Der Podcaster Ole Nymoen hat ein Antikriegsbüchlein geschrieben, das sich hervorragend verkauft. Neben kritisch anmutenden Formeln über Staat und Nation enthält das Buch aber eine Anleitung zum politischen Querdenken und eine eklatante Verharmlosung des Gewaltpotentials von Diktaturen.

Während in den Politikressorts deutscher Medien über die Wehrpflicht diskutiert wird, schaffte es der Podcaster und Jacobin-Kolumnist Ole Nymoen mit seinem Büchlein »Warum ich niemals für mein Land kämpfen würde« in den Kulturteil zahlreicher Zeitungen und in entsprechende Fernsehsendungen und Talkshows. Dort wird er als Vertreter der »Generation Z« präsentiert, die mehrheitlich die Wehrpflicht ablehnt, und steht damit im Kontrast zu den üblichen altlinken Vertretern der sogenannten Friedensbewegung, die oft verschwörungstheoretisch, national und rechtsoffen daherkommen.

Nymoen, der mit seinem Podcast-Partner Wolfgang M. Schmitt eine Art Anti-Influencer-Buch geschrieben hat, ist selbst Polit-Influencer. Und vor allem ist er sehr links. »Die Unterordnung unter Staat und Kapital wird so vehement gefordert wie lange nicht mehr« – solche Sätze finden sich in seinem Buch zuhauf.

Für Unterscheidungen zwischen Aggressoren und Angegriffenen, imperialistischen Eroberungszügen und Landesverteidigung, Demokratien und Diktaturen hat Nymoen nichts übrig.

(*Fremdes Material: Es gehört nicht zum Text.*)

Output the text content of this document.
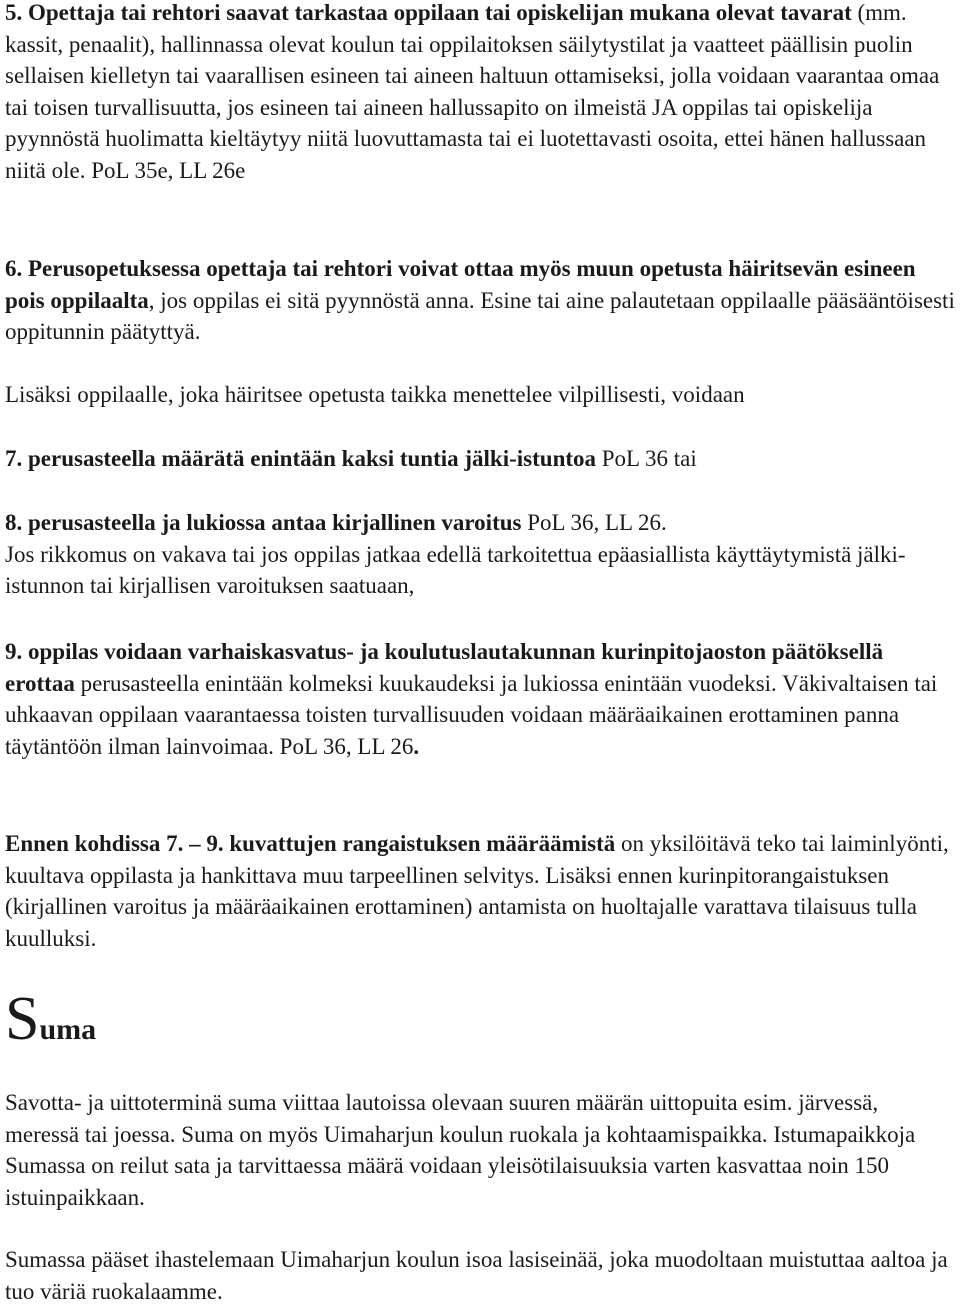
5. Opettaja tai rehtori saavat tarkastaa oppilaan tai opiskelijan mukana olevat tavarat (mm. kassit, penaalit), hallinnassa olevat koulun tai oppilaitoksen säilytystilat ja vaatteet päällisin puolin sellaisen kielletyn tai vaarallisen esineen tai aineen haltuun ottamiseksi, jolla voidaan vaarantaa omaa tai toisen turvallisuutta, jos esineen tai aineen hallussapito on ilmeistä JA oppilas tai opiskelija pyynnöstä huolimatta kieltäytyy niitä luovuttamasta tai ei luotettavasti osoita, ettei hänen hallussaan niitä ole. PoL 35e, LL 26e

6. Perusopetuksessa opettaja tai rehtori voivat ottaa myös muun opetusta häiritsevän esineen pois oppilaalta, jos oppilas ei sitä pyynnöstä anna. Esine tai aine palautetaan oppilaalle pääsääntöisesti oppitunnin päätyttyä.

Lisäksi oppilaalle, joka häiritsee opetusta taikka menettelee vilpillisesti, voidaan

7. perusasteella määrätä enintään kaksi tuntia jälki-istuntoa PoL 36 tai

8. perusasteella ja lukiossa antaa kirjallinen varoitus PoL 36, LL 26.
Jos rikkomus on vakava tai jos oppilas jatkaa edellä tarkoitettua epäasiallista käyttäytymistä jälki-istunnon tai kirjallisen varoituksen saatuaan,

9. oppilas voidaan varhaiskasvatus- ja koulutuslautakunnan kurinpitojaoston päätöksellä erottaa perusasteella enintään kolmeksi kuukaudeksi ja lukiossa enintään vuodeksi. Väkivaltaisen tai uhkaavan oppilaan vaarantaessa toisten turvallisuuden voidaan määräaikainen erottaminen panna täytäntöön ilman lainvoimaa. PoL 36, LL 26.

Ennen kohdissa 7. – 9. kuvattujen rangaistuksen määräämistä on yksilöitävä teko tai laiminlyönti, kuultava oppilasta ja hankittava muu tarpeellinen selvitys. Lisäksi ennen kurinpitorangaistuksen (kirjallinen varoitus ja määräaikainen erottaminen) antamista on huoltajalle varattava tilaisuus tulla kuulluksi.

Suma

Savotta- ja uittoterminä suma viittaa lautoissa olevaan suuren määrän uittopuita esim. järvessä, meressä tai joessa. Suma on myös Uimaharjun koulun ruokala ja kohtaamispaikka. Istumapaikkoja Sumassa on reilut sata ja tarvittaessa määrä voidaan yleisötilaisuuksia varten kasvattaa noin 150 istuinpaikkaan.

Sumassa pääset ihastelemaan Uimaharjun koulun isoa lasiseinää, joka muodoltaan muistuttaa aaltoa ja tuo väriä ruokalaamme.
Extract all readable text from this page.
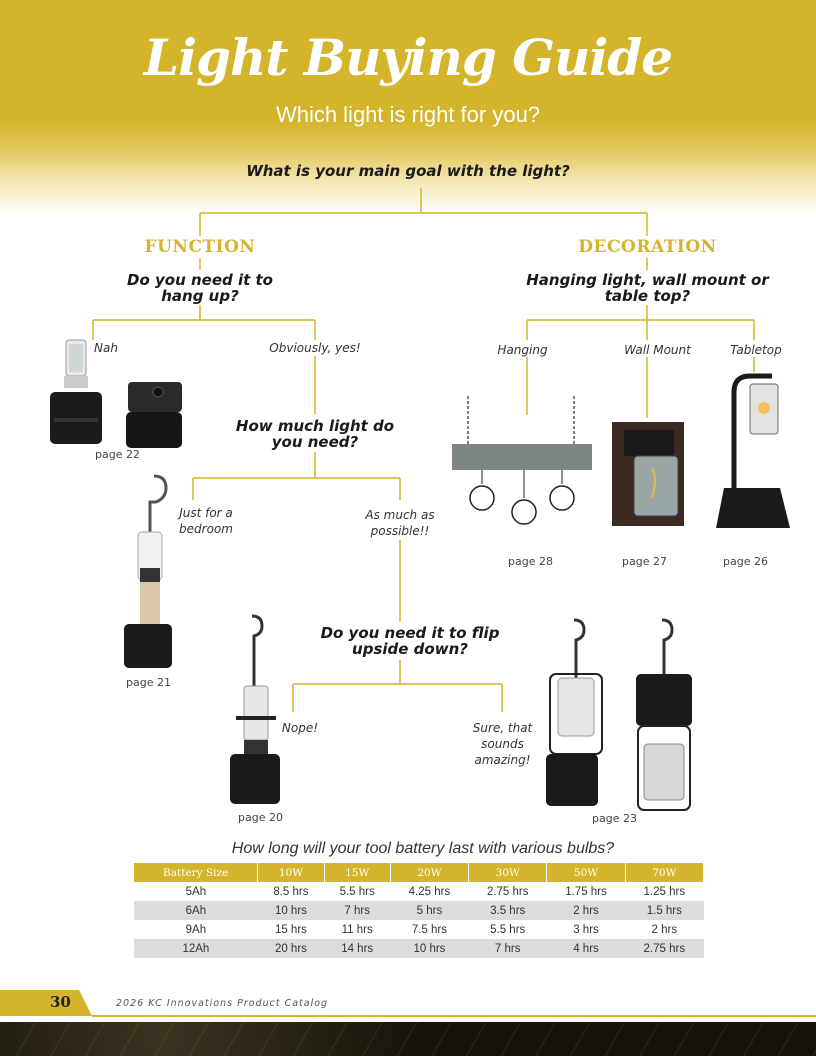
Light Buying Guide
Which light is right for you?
What is your main goal with the light?
FUNCTION
Do you need it to hang up?
Nah	Obviously, yes!
page 22
How much light do you need?
Just for a bedroom
page 21
As much as possible!!
Do you need it to flip upside down?
Nope!
page 20
Sure, that sounds amazing!
page 23
DECORATION
Hanging light, wall mount or table top?
Hanging	Wall Mount	Tabletop
page 28	page 27	page 26
How long will your tool battery last with various bulbs?
Battery Size	10W	15W	20W	30W	50W	70W
5Ah	8.5 hrs	5.5 hrs	4.25 hrs	2.75 hrs	1.75 hrs	1.25 hrs
6Ah	10 hrs	7 hrs	5 hrs	3.5 hrs	2 hrs	1.5 hrs
9Ah	15 hrs	11 hrs	7.5 hrs	5.5 hrs	3 hrs	2 hrs
12Ah	20 hrs	14 hrs	10 hrs	7 hrs	4 hrs	2.75 hrs
30	2026 KC Innovations Product Catalog
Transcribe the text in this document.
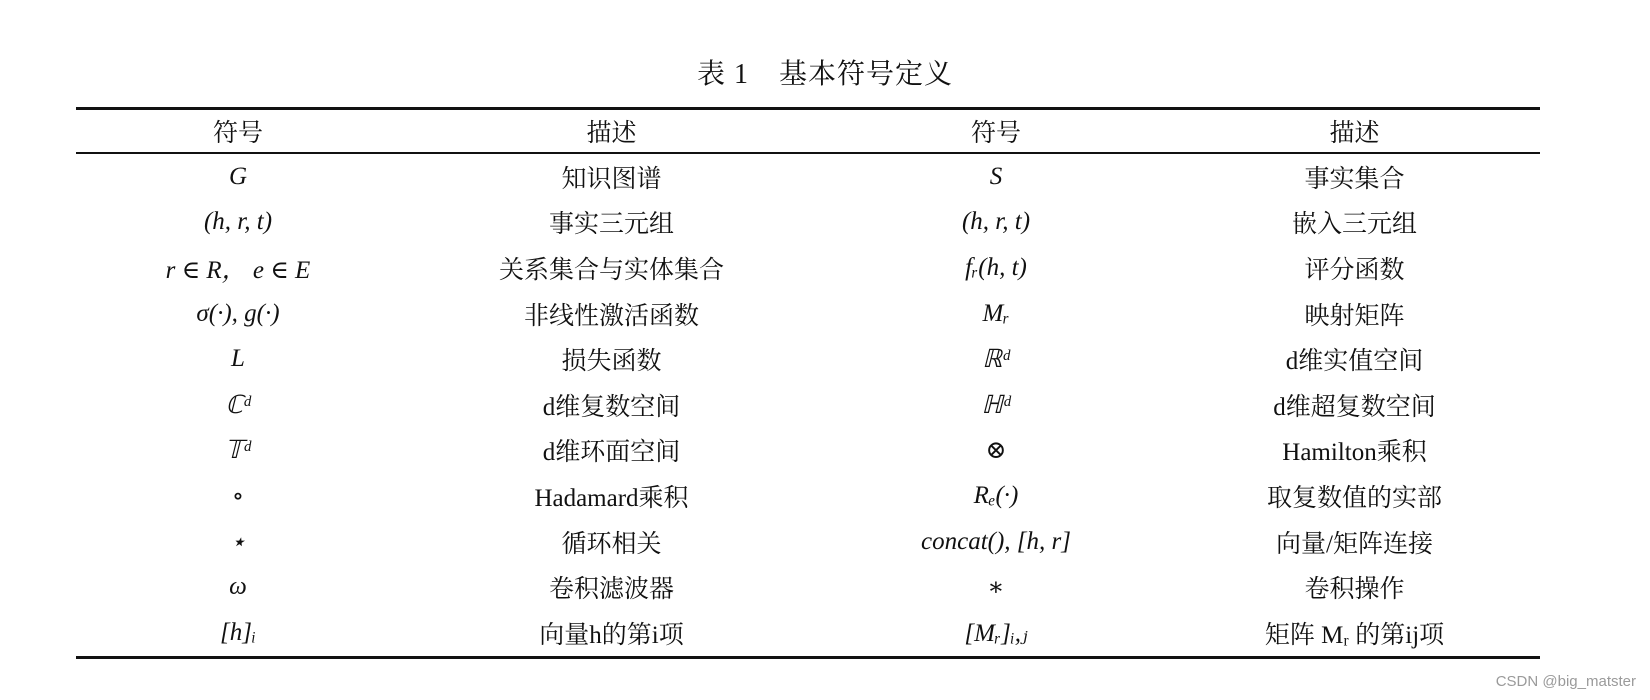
表 1 基本符号定义
符号	描述	符号	描述
G	知识图谱	S	事实集合
(h, r, t)	事实三元组	(h, r, t)	嵌入三元组
r ∈ R， e ∈ E	关系集合与实体集合	fᵣ(h, t)	评分函数
σ(·), g(·)	非线性激活函数	Mᵣ	映射矩阵
L	损失函数	ℝᵈ	d维实值空间
ℂᵈ	d维复数空间	ℍᵈ	d维超复数空间
𝕋ᵈ	d维环面空间	⊗	Hamilton乘积
∘	Hadamard乘积	Rₑ(·)	取复数值的实部
⋆	循环相关	concat(), [h, r]	向量/矩阵连接
ω	卷积滤波器	∗	卷积操作
[h]ᵢ	向量h的第i项	[Mᵣ]ᵢ,ⱼ	矩阵 Mᵣ 的第ij项
CSDN @big_matster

Das Buch ist unter dem Eindruck der russischen Aggression gegen die Ukraine geschrieben und argumentiert dafür, deren Verteidigung zu unterlassen. Die üblichen Märchen über eine angebliche Friedensbereitschaft Russlands finden sich bei Nymoen allerdings nicht. Seine Kritik ist grundsätzlicher: Im Krieg verwende die staatliche Herrschaft ihre Bürger als Menschenmaterial, um ihre eigenen Zwecke zu verfolgen. Soldaten würden gezwungen, für eine Sache zu kämpfen, die nicht die ihre sei, auch wenn nationale Propaganda das vergessen machen wolle, und sie hätten nichts zu erwarten als Tod und Leid.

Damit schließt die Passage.